Posts Tagged ‘Blaise Pascal’

Do you want to be happy? It’s not a trick question. I’ll give you a hint. The answer begins with y and ends in e s.

Blaise Pascal, the mathematician and Christian philosopher, put it this way:

All men seek happiness. This is without exception. Whatever different means they employ, they all tend to this end. The cause of some going to war, and of others avoiding it, is the same desire in both, attended with different views. The will never takes the least step but to this object. This is the motive of every action of every man, even of those who hang themselves

The interesting thing is that you’ll see that Pascal doesn’t judge this desire for happiness. It is simply something that is, a basic condition of man. If we’re human, our quest for happiness is a part of everything we do.

We all have to face the question of what this pursuit of happiness means, sooner or later, and I’ve had to face it in a particular way myself. In 1992 I woke up one Saturday morning with a strange pain between my shoulders which I couldn’t get rid of. I started to feel really sick and gradually weaker and weaker. I was rushed off to hospital but they could do nothing. My last memory of that day was being wheeled somewhere in a rush on a hospital bed while a nurse frantically pumped air into my lungs. When I woke up three days later, everything had changed completely.

This, then, was the issue I faced after that: could I be happy, after all that had happened? What are the things in which I found my happiness and were they now forever out of reach?
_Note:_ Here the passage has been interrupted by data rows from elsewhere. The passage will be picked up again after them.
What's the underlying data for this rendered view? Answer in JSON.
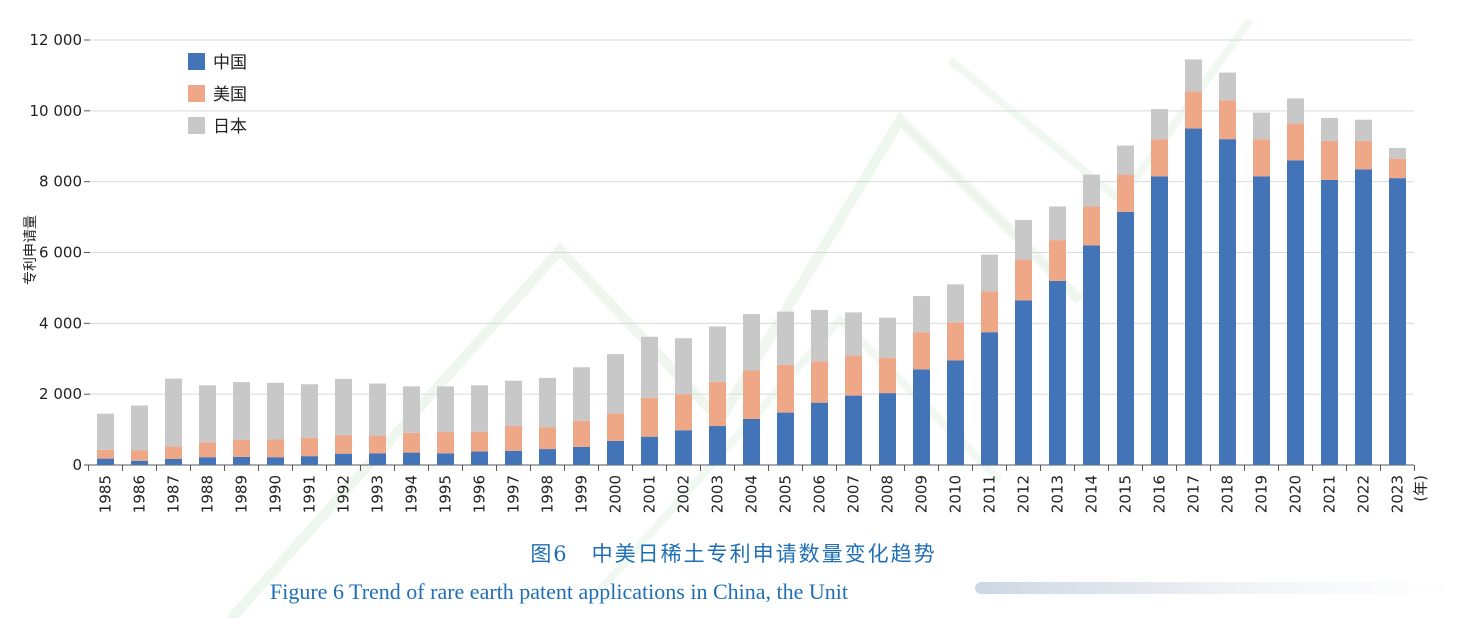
{
  "chart_data": {
    "type": "bar",
    "stacked": true,
    "categories": [
      "1985",
      "1986",
      "1987",
      "1988",
      "1989",
      "1990",
      "1991",
      "1992",
      "1993",
      "1994",
      "1995",
      "1996",
      "1997",
      "1998",
      "1999",
      "2000",
      "2001",
      "2002",
      "2003",
      "2004",
      "2005",
      "2006",
      "2007",
      "2008",
      "2009",
      "2010",
      "2011",
      "2012",
      "2013",
      "2014",
      "2015",
      "2016",
      "2017",
      "2018",
      "2019",
      "2020",
      "2021",
      "2022",
      "2023"
    ],
    "x_unit_label": "(年)",
    "ylabel": "专利申请量",
    "ylim": [
      0,
      12000
    ],
    "yticks": [
      0,
      2000,
      4000,
      6000,
      8000,
      10000,
      12000
    ],
    "ytick_labels": [
      "0",
      "2 000",
      "4 000",
      "6 000",
      "8 000",
      "10 000",
      "12 000"
    ],
    "grid": true,
    "legend_position": "top-left",
    "series": [
      {
        "name": "中国",
        "color": "#4274b7",
        "values": [
          180,
          120,
          170,
          220,
          230,
          220,
          250,
          320,
          330,
          350,
          330,
          380,
          400,
          450,
          510,
          680,
          800,
          980,
          1100,
          1300,
          1480,
          1760,
          1960,
          2030,
          2700,
          2950,
          3750,
          4650,
          5200,
          6200,
          7150,
          8150,
          9500,
          9200,
          8150,
          8600,
          8050,
          8350,
          8100
        ]
      },
      {
        "name": "美国",
        "color": "#eea887",
        "values": [
          250,
          300,
          350,
          420,
          480,
          500,
          520,
          530,
          500,
          560,
          600,
          560,
          700,
          620,
          740,
          780,
          1100,
          1020,
          1250,
          1370,
          1350,
          1170,
          1130,
          1000,
          1050,
          1080,
          1150,
          1150,
          1150,
          1100,
          1050,
          1050,
          1050,
          1100,
          1050,
          1050,
          1100,
          800,
          550
        ]
      },
      {
        "name": "日本",
        "color": "#c8c8c8",
        "values": [
          1020,
          1260,
          1920,
          1610,
          1630,
          1600,
          1510,
          1580,
          1470,
          1310,
          1290,
          1310,
          1280,
          1390,
          1510,
          1670,
          1720,
          1580,
          1560,
          1590,
          1500,
          1450,
          1220,
          1130,
          1020,
          1070,
          1040,
          1120,
          950,
          900,
          820,
          850,
          900,
          780,
          750,
          700,
          650,
          600,
          300
        ]
      }
    ]
  },
  "caption": {
    "cn": "图6　中美日稀土专利申请数量变化趋势",
    "en": "Figure 6    Trend of rare earth patent applications in China, the Unit"
  }
}
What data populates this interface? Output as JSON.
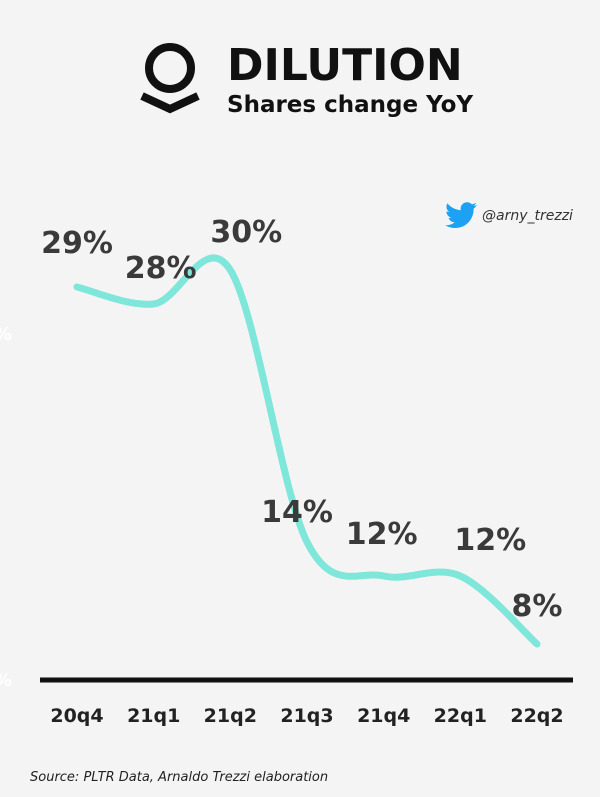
{
  "header": {
    "title": "DILUTION",
    "subtitle": "Shares change YoY",
    "logo_icon": "palantir-logo-icon"
  },
  "twitter": {
    "icon": "twitter-bird-icon",
    "handle": "@arny_trezzi",
    "color": "#1da1f2"
  },
  "chart_data": {
    "type": "line",
    "title": "DILUTION",
    "subtitle": "Shares change YoY",
    "categories": [
      "20q4",
      "21q1",
      "21q2",
      "21q3",
      "21q4",
      "22q1",
      "22q2"
    ],
    "series": [
      {
        "values": [
          29,
          28,
          30,
          14,
          12,
          12,
          8
        ]
      }
    ],
    "data_labels": [
      "29%",
      "28%",
      "30%",
      "14%",
      "12%",
      "12%",
      "8%"
    ],
    "xlabel": "",
    "ylabel": "",
    "ylim": [
      0,
      35
    ],
    "grid": false,
    "line_color": "#7fe6da"
  },
  "source": "Source: PLTR Data, Arnaldo Trezzi elaboration",
  "ghost_labels": [
    "%",
    "%"
  ]
}
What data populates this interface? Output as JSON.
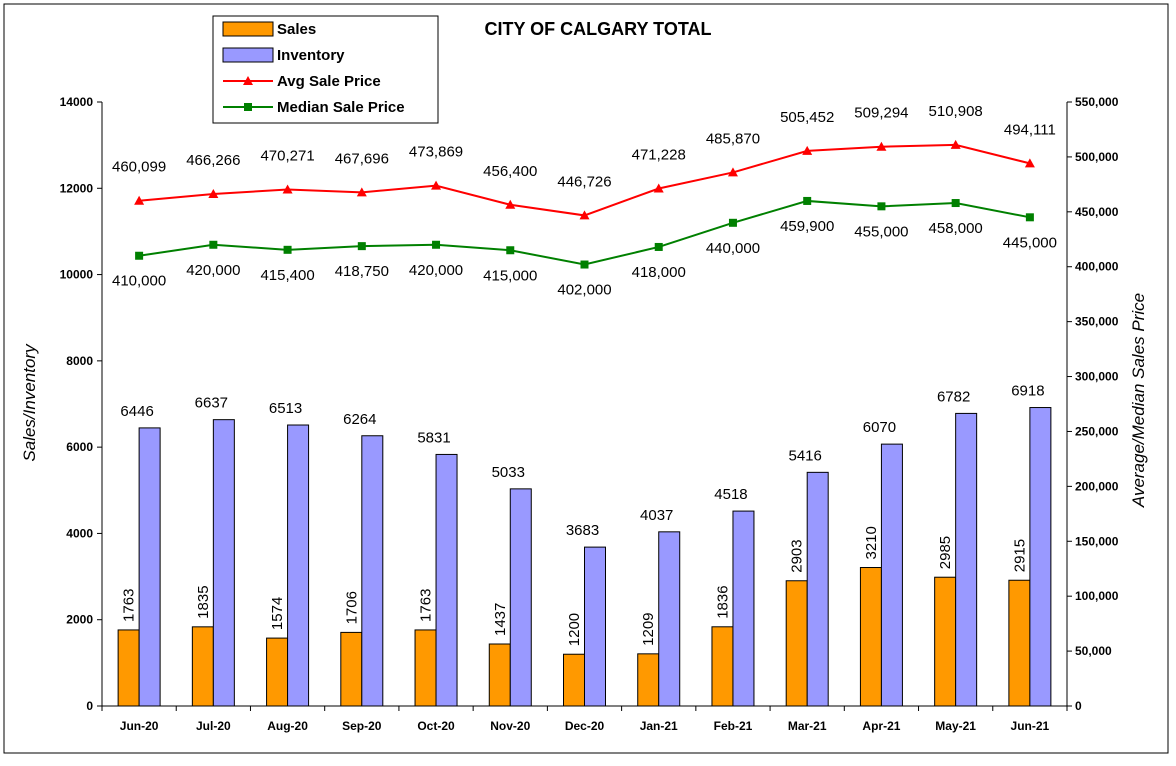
{
  "chart_data": {
    "type": "bar",
    "title": "CITY OF CALGARY TOTAL",
    "categories": [
      "Jun-20",
      "Jul-20",
      "Aug-20",
      "Sep-20",
      "Oct-20",
      "Nov-20",
      "Dec-20",
      "Jan-21",
      "Feb-21",
      "Mar-21",
      "Apr-21",
      "May-21",
      "Jun-21"
    ],
    "ylabel": "Sales/Inventory",
    "y2label": "Average/Median Sales Price",
    "ylim": [
      0,
      14000
    ],
    "y2lim": [
      0,
      550000
    ],
    "y_ticks": [
      "0",
      "2000",
      "4000",
      "6000",
      "8000",
      "10000",
      "12000",
      "14000"
    ],
    "y2_ticks": [
      "0",
      "50,000",
      "100,000",
      "150,000",
      "200,000",
      "250,000",
      "300,000",
      "350,000",
      "400,000",
      "450,000",
      "500,000",
      "550,000"
    ],
    "legend_position": "top-left",
    "grid": false,
    "series": [
      {
        "name": "Sales",
        "type": "bar",
        "axis": "left",
        "color": "#FF9900",
        "values": [
          1763,
          1835,
          1574,
          1706,
          1763,
          1437,
          1200,
          1209,
          1836,
          2903,
          3210,
          2985,
          2915
        ],
        "labels": [
          "1763",
          "1835",
          "1574",
          "1706",
          "1763",
          "1437",
          "1200",
          "1209",
          "1836",
          "2903",
          "3210",
          "2985",
          "2915"
        ]
      },
      {
        "name": "Inventory",
        "type": "bar",
        "axis": "left",
        "color": "#9999FF",
        "values": [
          6446,
          6637,
          6513,
          6264,
          5831,
          5033,
          3683,
          4037,
          4518,
          5416,
          6070,
          6782,
          6918
        ],
        "labels": [
          "6446",
          "6637",
          "6513",
          "6264",
          "5831",
          "5033",
          "3683",
          "4037",
          "4518",
          "5416",
          "6070",
          "6782",
          "6918"
        ]
      },
      {
        "name": "Avg Sale Price",
        "type": "line",
        "axis": "right",
        "color": "#FF0000",
        "marker": "triangle",
        "values": [
          460099,
          466266,
          470271,
          467696,
          473869,
          456400,
          446726,
          471228,
          485870,
          505452,
          509294,
          510908,
          494111
        ],
        "labels": [
          "460,099",
          "466,266",
          "470,271",
          "467,696",
          "473,869",
          "456,400",
          "446,726",
          "471,228",
          "485,870",
          "505,452",
          "509,294",
          "510,908",
          "494,111"
        ]
      },
      {
        "name": "Median Sale Price",
        "type": "line",
        "axis": "right",
        "color": "#008000",
        "marker": "square",
        "values": [
          410000,
          420000,
          415400,
          418750,
          420000,
          415000,
          402000,
          418000,
          440000,
          459900,
          455000,
          458000,
          445000
        ],
        "labels": [
          "410,000",
          "420,000",
          "415,400",
          "418,750",
          "420,000",
          "415,000",
          "402,000",
          "418,000",
          "440,000",
          "459,900",
          "455,000",
          "458,000",
          "445,000"
        ]
      }
    ]
  }
}
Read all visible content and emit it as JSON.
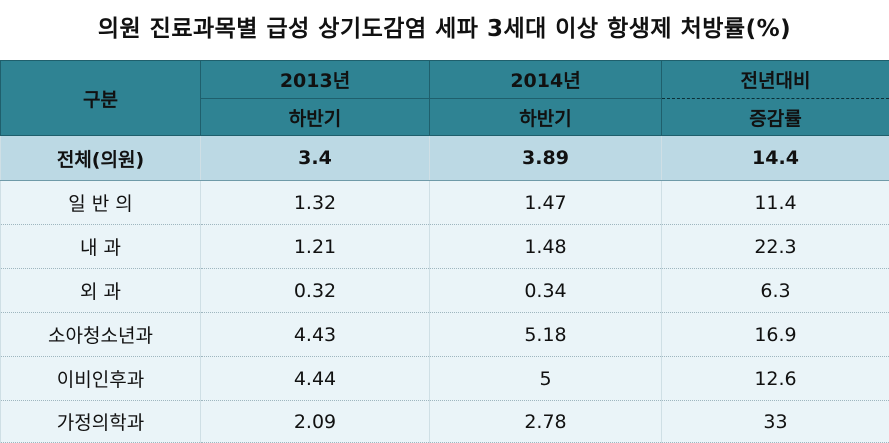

What became clear was this: there must be something deeper that offers happiness beyond stuff and mere physical gratification. The road to happiness is only a dead end if it can’t lead there no matter what the circumstances. CS Lewis expressed it well when he said:

…it would seem that Our Lord finds our desires not too strong, but too weak. We are half-hearted creatures, fooling about with drink and sex and ambition when infinite joy is offered us, like an ignorant child who wants to go on making mud pies in a slum because he cannot imagine what is meant by the offer of a holiday at the sea. We are far too easily pleased.

This is the crux of it. Our desire for happiness, if we admit it, is a deep and demanding thing, but we habitually make it something light. We are far too easily pleased. The things and people we look for happiness in are by their nature finite and temporary. The only way they can give happiness is if we allow ourselves to be far too easily pleased, if we cheapen our pursuit of happiness.

But if we allow ourselves to long for a deeper happiness, then we must be looking for something that is infinitely more than things or people or ideas or philosophies. When we search for the infinite and the true, we search for God.

This kind of longing for happiness, and the way it is met, was recognised by the psalmists writing long ago. “In your presence”, they wrote, “is fullness of joy and at your right hand are eternal pleasures”. “A single day in your courts”, they said, “is better than a thousand anywhere else”. The bible is stuffed full of promises of happiness when we look for it in the inexhaustible God.

But we soon see that we have a problem when we seek God to find happiness. It’s as though life is divided into two sides. On the one side we find ourselves, others and all our stuff – the “me” side. On the other, the “not-me” side, is the inexhaustible God. Between the two there exists a gulf, an unbridgeable divide. Not only is God beyond our reach and understanding just by being God, but we find ourselves locked into our “me” side by our behaviour, by our cheap and too easily satisfied happiness. All of this is our sin and it makes that gulf un-crossable. But there is a solution.

The solution is found in Jesus Christ, the Son of God. The Father knew that we could not reach simply by our own efforts, and so Jesus came to earth to change everything. The Word of God became flesh and lived amongst men as a historical reality. First, He showed us in a real and concrete way who God is – “If you have seen me”, He said, “you have seen the Father. I and the Father are one”. And he told us what the deepest and truest kind of happiness was – “This is eternal life”, He said, “that they should know you, the only true God, and Jesus Christ, the One You sent to earth”.

Then He died for our sin, for all the ways we were locked into the “me”, and He put Himself across that unbridgeable gulf to reconcile us to God. He set us free. And finally, to show that His words were not just empty promises or pretty ramblings, he rose from the dead three days after being crucified, proving that everything He had said was true. He did for us what we could not and cannot do ourselves, so that we need only receive that and believe in Him to have access again to the inexhaustible God.

We have to realise also that this invitation to happiness is not just an offer, it’s an imperative. God holds all things together and every good gift comes from Him, which means that everything we find happiness in now is just an echo of Him anyway. If we ignore the imperative, at the end the gulf between us and Him will become permanent, and then there will be no way to find any happiness at all. We will have only the desire and nothing to satisfy it with, even the cheap things that we look to now.

Ultimately, then, there is happiness to be found no matter what your circumstances and this is the challenge with which we are faced. Our desire for happiness is real, essential and deep, though we blunt it by being far too easily pleased. Will we give it full rein, to the point that we realise that it can only be met in God, and accept His solution for being able to reach Him – Jesus Christ? What will we do?